At some point I hope we get enough information to reasonably understand what might have ocurred on that fateful night.; why two fully qualified pilots were apparently unable to maintain level flight in a fully functional aircraft that has lost no more than the input from its pitot tubes (if that is in fact proven beyond doubt). Why it would seemingly "zoom up" some 3000 ft without them noticing or doing anything to prevent/correct/stop it? It just doesn't make sense to me and I'm not ready to crucify them until we know much more.

Meanwhile, me thinks this aircraft was somehow automated out of existence.

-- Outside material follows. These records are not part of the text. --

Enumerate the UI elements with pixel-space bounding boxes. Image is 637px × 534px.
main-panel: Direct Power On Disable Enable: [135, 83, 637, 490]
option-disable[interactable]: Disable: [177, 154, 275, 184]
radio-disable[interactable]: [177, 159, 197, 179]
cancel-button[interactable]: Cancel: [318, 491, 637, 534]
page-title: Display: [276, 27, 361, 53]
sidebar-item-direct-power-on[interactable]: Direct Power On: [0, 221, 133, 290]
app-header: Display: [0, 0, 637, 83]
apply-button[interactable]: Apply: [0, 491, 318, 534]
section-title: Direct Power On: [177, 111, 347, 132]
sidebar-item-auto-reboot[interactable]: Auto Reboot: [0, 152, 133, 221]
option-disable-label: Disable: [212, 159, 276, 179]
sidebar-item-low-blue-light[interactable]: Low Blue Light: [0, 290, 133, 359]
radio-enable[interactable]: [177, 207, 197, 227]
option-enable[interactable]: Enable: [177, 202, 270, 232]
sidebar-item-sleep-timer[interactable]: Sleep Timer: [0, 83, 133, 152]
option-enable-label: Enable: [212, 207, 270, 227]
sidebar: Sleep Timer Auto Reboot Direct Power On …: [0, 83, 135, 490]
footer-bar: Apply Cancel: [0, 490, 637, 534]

Checkboard 1st Jun 2011 15:30


I have no idea why AF447 "did not switch to Abnormal Attitude Law", especially since the BEA release appears to indicate that the parameters that should cause this were in fact exceeded. So, if it didn't - why not?
The only parameter to trigger Abnormal Attitude Law which was experienced by AF447 was the Angle of Attack - however before the AoA reached the limiting value, the air data was disregarded as unreliable by the system. The other parameters required to trigger Ab. Att. Law (50/120 degrees pitch/roll) were never met.

BOAC 1st Jun 2011 16:08

MODS!

Please - we don't need 3 threads on the 447 crash!

dovish 1st Jun 2011 22:02

When the aircraft first reached 60 kts it could go directly to Abnormal Attitude Law.

Then the AoA which is independent of the AirDataComputer (speed) should have triggered the Abnormal Attitude Law.

Why when we have Unreliable Speed we do not disregard the AoA warnings?

Am I missing something here?

Sciolistes 1st Jun 2011 22:19


If they (or PF) were continuously applying NU control input - and it obviously was not changing the situation - would they just sit there and not try something (anything) different - such as opposite (ND) control input? My concept of "logic" just doesn't seem to be working in this tale of tragedy.
The reason why they failed to recover? I don't know, even with full nose up trim full forward stick would have significantly reduced the AoA. One thing I am sure of though, when I ask Captains what the unusual attitude recovery recall is, I seldom get the right answer. It seems to me that everybody knows how to reject a take-off, deal with an engine fire etc. But I have never had unusual attitude recovery on a sim syllabus and because it isn't practiced most guys seem to forget it is there in the back of the Boeing QRH. Perhaps a similar issue with Airbus trainng?

Maybe the thrust being retarded to idle is a clue that somebody started to try and resolve the situation, but if so it seems hard to explain why full nose down stick wasn't maintained.

john_tullamarine 1st Jun 2011 22:36

I have to agree with BOAC. This thread has morphed from stall considerations to being a subset of the main one.

Probably best to close it and keep the discussion in the one pot.